The model of the individual that underlies this emphasis on community can be formulated as "person-in-community". The theory here is that the values of truly personal existence are achieved only in relation to others, therefore, in community. On the other hand, one is not simply a part of a community. One has one’s own individuality and independence. In Whitehead’s model, however far we are shaped by the inflowing of the past, there is also a decision in each moment. The more we are able to incorporate from others, the more significant that decision becomes. The image of person-in-community puts equal emphasis on dependence on community and personal self-determination or freedom. The point is that these support one another. The richer the community of which we are a part, the more fully we become persons with our own individuality and freedom.

A second feature of the standard economic model is the radical dualism between human beings and the natural world. The only values are the enjoyments or satisfactions of individual human beings. This is thoroughgoing anthropocentrism. Elements in the natural world count for nothing in themselves. Their value is only what human beings will pay for them.

What are valued in this way are chiefly the elements of the natural world that are used to produce goods for the market. Oil, of course, is of great value. So are trees and fish. Land is of value as the locus of production and because people will pay for places to live and work.

In principle, economists acknowledge that because people enjoy scenery, that also has value. They occasionally attempt to value it by asking people how much they would pay to prevent its destruction.

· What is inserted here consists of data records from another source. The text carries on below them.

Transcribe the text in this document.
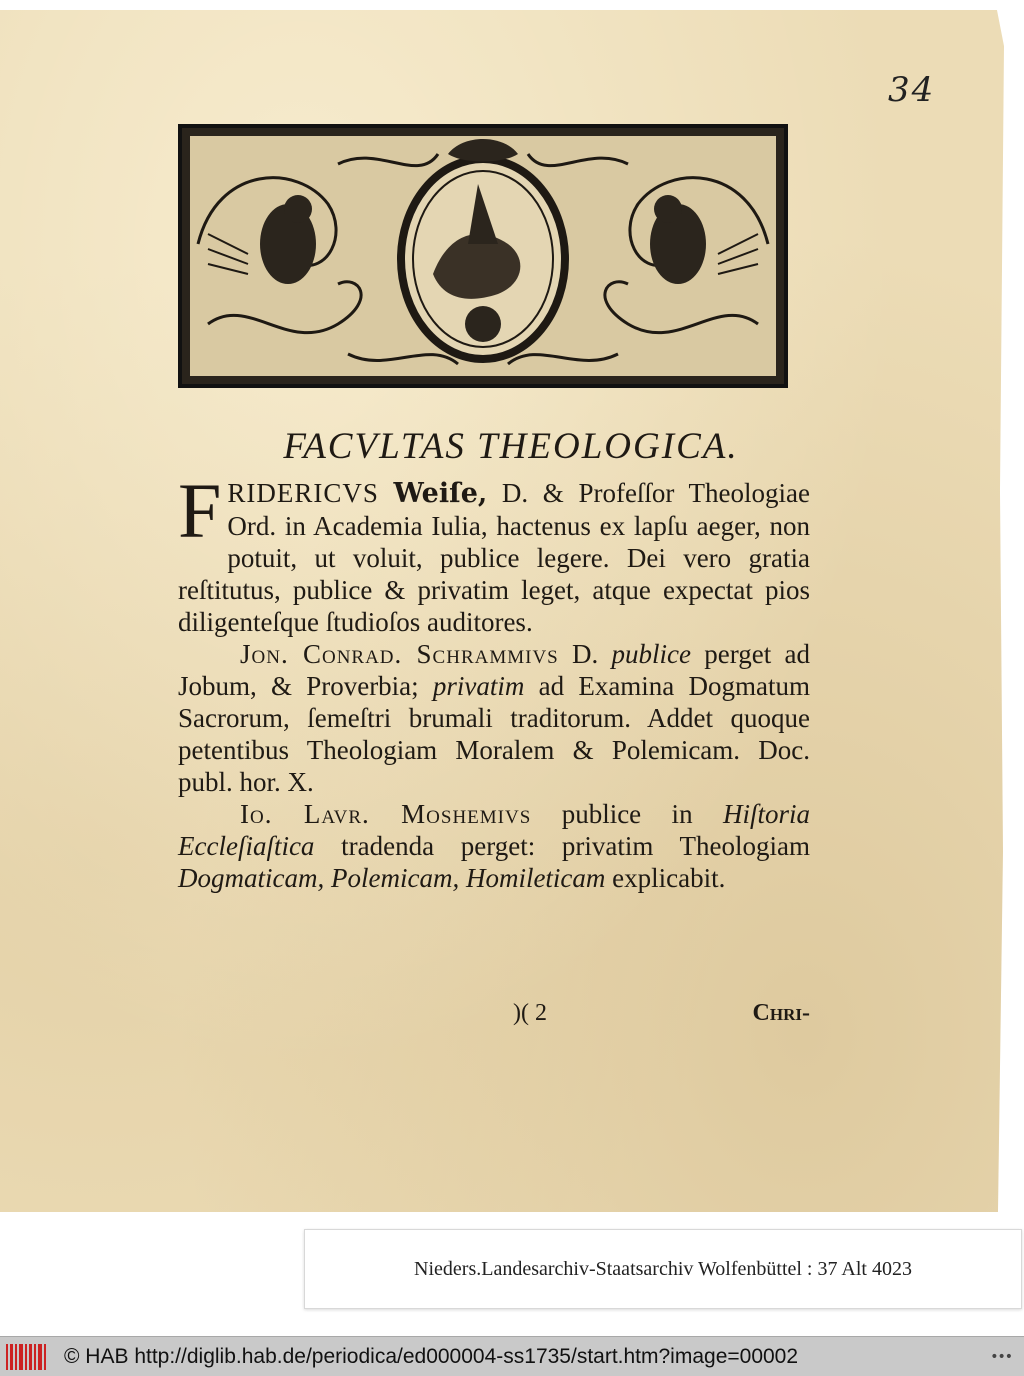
34
FACVLTAS THEOLOGICA.

FRIDERICVS Weiſe, D. & Profeſſor Theologiae Ord. in Academia Iulia, hactenus ex lapſu aeger, non potuit, ut voluit, publice legere. Dei vero gratia reſtitutus, publice & privatim leget, atque expectat pios diligenteſque ſtudioſos auditores.

Jon. Conrad. Schrammivs D. publice perget ad Jobum, & Proverbia; privatim ad Examina Dogmatum Sacrorum, ſemeſtri brumali traditorum. Addet quoque petentibus Theologiam Moralem & Polemicam. Doc. publ. hor. X.

Io. Lavr. Moshemivs publice in Hiſtoria Eccleſiaſtica tradenda perget: privatim Theologiam Dogmaticam, Polemicam, Homileticam explicabit.

)( 2	Chri-
Nieders.Landesarchiv-Staatsarchiv Wolfenbüttel : 37 Alt 4023
© HAB http://diglib.hab.de/periodica/ed000004-ss1735/start.htm?image=00002	•••
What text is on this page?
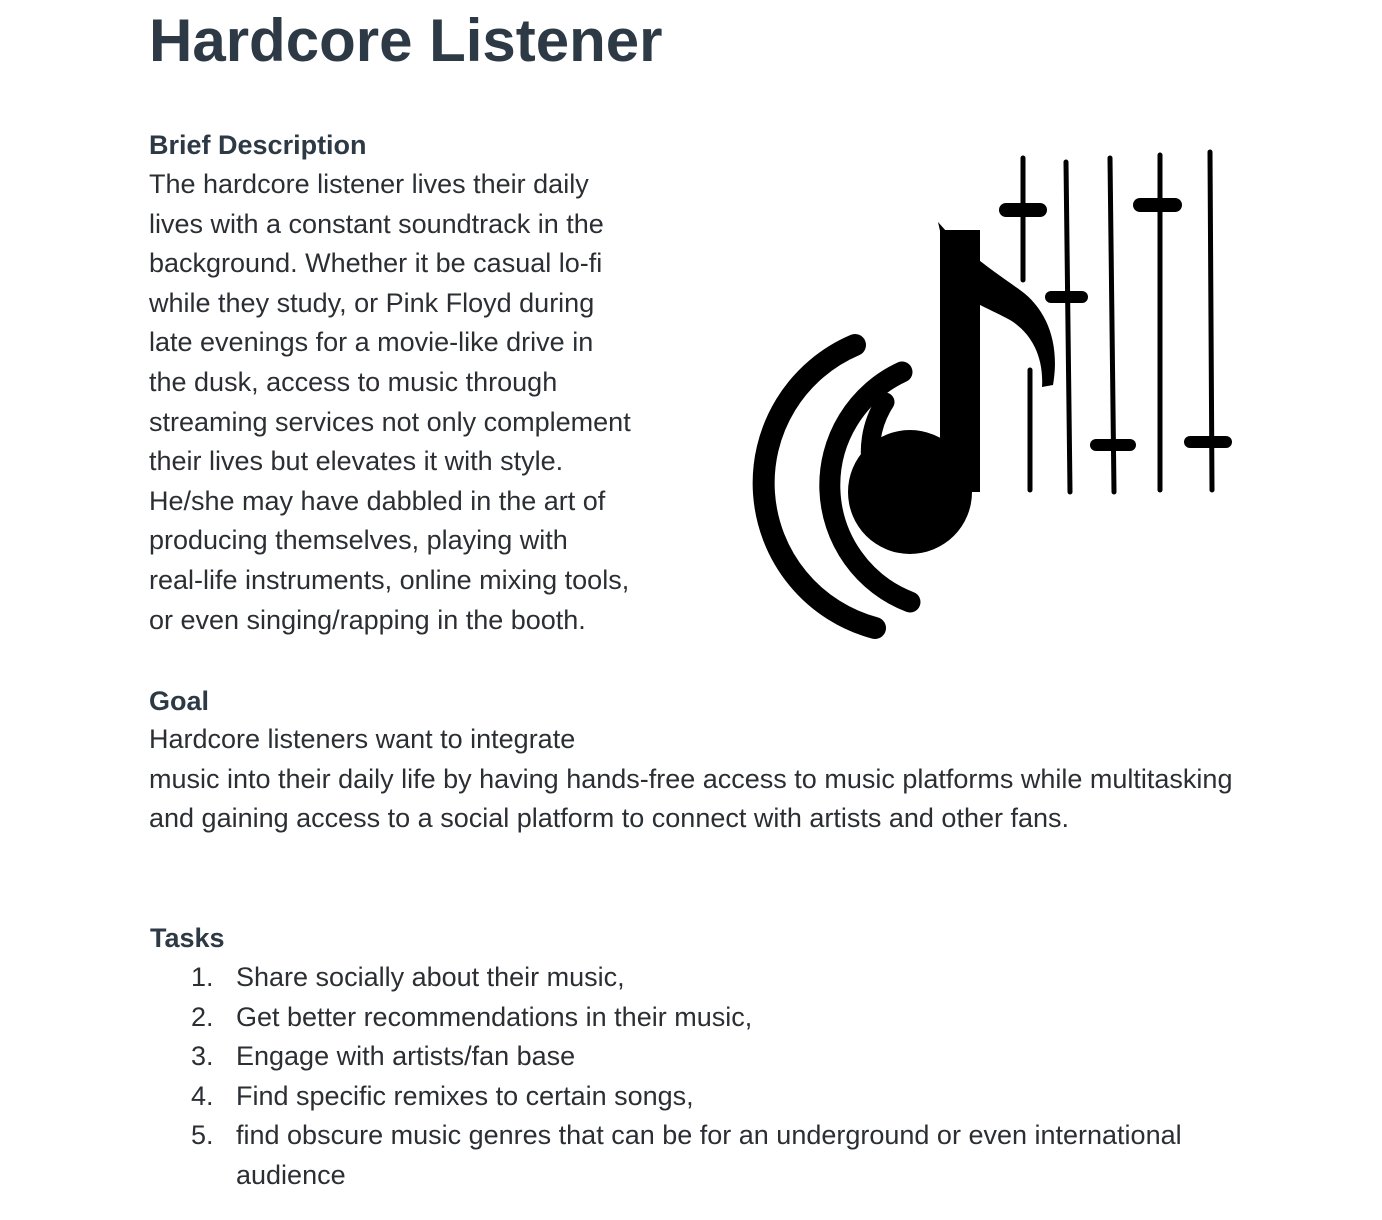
Hardcore Listener
Brief Description

The hardcore listener lives their daily
lives with a constant soundtrack in the
background. Whether it be casual lo-fi
while they study, or Pink Floyd during
late evenings for a movie-like drive in
the dusk, access to music through
streaming services not only complement
their lives but elevates it with style.
He/she may have dabbled in the art of
producing themselves, playing with
real-life instruments, online mixing tools,
or even singing/rapping in the booth.

Goal

Hardcore listeners want to integrate
music into their daily life by having hands-free access to music platforms while multitasking and gaining access to a social platform to connect with artists and other fans.

Tasks
1. Share socially about their music,
2. Get better recommendations in their music,
3. Engage with artists/fan base
4. Find specific remixes to certain songs,
5. find obscure music genres that can be for an underground or even international audience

But calculations of this sort play very little role in economic theory and practice. Generally, that which does not actually come into the market is ignored. Nature otherwise is simply omitted from economic theory.

A Whiteheadian operates out of a very different model. There are differences between human beings and other creatures, just as there are differences among various species of other creatures. These differences are important. Human beings have a kind of responsibility for the whole that no other creature has. But humanity is still part of the natural world. Our relations are not only with other human beings. They are with other creatures as well. Whether we should extend the idea of community to include these other creatures is uncertain. But our relation to them is like our relation to other human beings in that their well being contributes to ours. A healthy biosphere is important to human well being. Its loss impoverishes our lives.

Furthermore, Whiteheadians recognize that human well being is not all that matters. The well being of other creatures is also important in itself and not only for our sake. The suffering of animals is evil in itself. Their contentment and enjoyment of life is good in itself.

A Whiteheadian also values variety. The richness of experience is enhanced by the diversity of what is integrated into it. When variety is lost our experience is impoverished. This is true also for God. Biodiversity enriches the life of God. Its reduction by human activity impoverishes God.

In these sketchy comments I have tried to indicate that constructive postmodernism of the Whiteheadian variety implies a program for public life, as well as that of individuals, that is quite different from the one that our modernist leaders are pursuing. In my opinion, the present program, built on a model that ignores community and ecology, leads to disaster. I profoundly hope that, before it is too late, a different vision, more like that generated from Whitehead’s thought, can gain significant influence.